During the last federal election campaign, the Conservative Party released a radio ad in Northern Saskatchewan in which Conservative Leader Stephen Harper stated, “… a Conservative government in Ottawa would address issues important to Aboriginal people, including full compensation for residential school survivors, including those who attended the Ile a la Crosse school.”
Today, in an interview with CBC Radio, the Honourable Jim Prentice, Minister for Indian Affairs and Federal Interlocutor for Métis stated this commitment to the Ile a la Cross students would not be fulfilled. Minister Prentice was quoted as saying, “the full knowledge of facts that we have today, confirm that the school (Ile a la Crosse) doesn’t qualify …. The ad takes a different assumption that was in error and that’s unfortunate but when one knows the facts of the school, it simply doesn’t qualify under the agreement, and … that full knowledge wasn’t available at the time that the ad was run.”
President Chartier reacted by stating, “This new development is extremely disheartening for Métis students who attended the Ile a la Crosse Residential School and who believed they were finally going to be compensated for the abuse and suffering they endured at the school. In light of this unfortunate error, I am hopeful the Conservative Government will commit to working with the Métis of Northern Saskatchewan in order to develop a distinct compensation package for the students of the Ile a la Crosse Residential School. I am encouraged to hear the Conservative Government will be following through on the Primrose Lake Air Weapons Range compensation package for the four Métis communities in northwest Saskatchewan. Therefore, I am hopeful in a similar manner, a separate compensation arrangement can be developed for the survivors of the Ile a la Crosse Residential School.”

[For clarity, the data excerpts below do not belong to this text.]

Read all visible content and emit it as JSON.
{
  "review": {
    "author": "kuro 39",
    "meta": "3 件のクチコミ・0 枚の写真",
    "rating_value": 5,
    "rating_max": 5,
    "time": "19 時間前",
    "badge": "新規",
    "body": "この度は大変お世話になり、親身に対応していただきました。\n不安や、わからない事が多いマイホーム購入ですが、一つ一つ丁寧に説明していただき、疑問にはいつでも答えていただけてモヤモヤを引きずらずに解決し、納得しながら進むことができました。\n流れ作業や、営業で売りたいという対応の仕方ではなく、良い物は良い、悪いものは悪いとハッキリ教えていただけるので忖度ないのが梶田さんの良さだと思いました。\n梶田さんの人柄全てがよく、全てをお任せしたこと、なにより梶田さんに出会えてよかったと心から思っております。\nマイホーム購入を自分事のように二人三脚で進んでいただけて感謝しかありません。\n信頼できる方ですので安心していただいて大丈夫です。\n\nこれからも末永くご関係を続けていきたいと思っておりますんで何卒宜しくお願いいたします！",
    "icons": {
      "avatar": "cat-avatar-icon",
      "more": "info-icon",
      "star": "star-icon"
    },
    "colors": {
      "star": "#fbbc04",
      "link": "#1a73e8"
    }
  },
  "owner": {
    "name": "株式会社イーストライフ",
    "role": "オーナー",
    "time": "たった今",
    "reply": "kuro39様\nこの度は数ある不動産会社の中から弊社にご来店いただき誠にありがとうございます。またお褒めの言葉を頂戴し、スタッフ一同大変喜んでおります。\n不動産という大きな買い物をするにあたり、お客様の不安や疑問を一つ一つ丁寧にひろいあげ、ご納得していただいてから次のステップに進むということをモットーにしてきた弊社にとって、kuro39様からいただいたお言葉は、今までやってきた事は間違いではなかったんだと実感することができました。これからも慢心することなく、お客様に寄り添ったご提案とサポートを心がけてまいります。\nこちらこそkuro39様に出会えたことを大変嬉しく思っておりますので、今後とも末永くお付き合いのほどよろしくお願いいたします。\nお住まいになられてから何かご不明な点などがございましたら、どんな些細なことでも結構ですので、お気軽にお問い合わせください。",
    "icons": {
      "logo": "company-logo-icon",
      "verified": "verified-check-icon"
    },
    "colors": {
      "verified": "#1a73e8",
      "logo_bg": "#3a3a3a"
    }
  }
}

“I hope to meet with Minister Prentice in the near future to discuss this important issue and secure a commitment from him to engage a process that can lead to the Ile a la Crosse Residential School survivors being treated justly and compensated,” concluded President Chartier.
The Métis National Council’s representative to the national Residential School Survivors Society, Don Faval, a resident of Ile a la Crosse and former student at the Ile a la Crosse residential school, expressed his concern for the impact this will have on the affected Métis he represents, “this tragic part of our life is being treated as a political issue when it’s convenient for votes while it should be dealt with as a basic human right. Nevertheless, a commitment was made and must be honoured. In the final analysis, it is the responsibility of the federal government, whichever party is in power, to deal with this issue and settle it once and for all.”
The MNC represents the Métis Nation in Canada at the national and international level. The Métis Nation’s homeland includes the 3 Prairie Provinces and extends into Ontario, British Columbia, the Northwest Territories and the northern United States. There are approximately 350,000 – 400,000 Métis Nation citizens in Canada. Métis represent more than 25% of the total Aboriginal population in Canada according to the 2001 Census.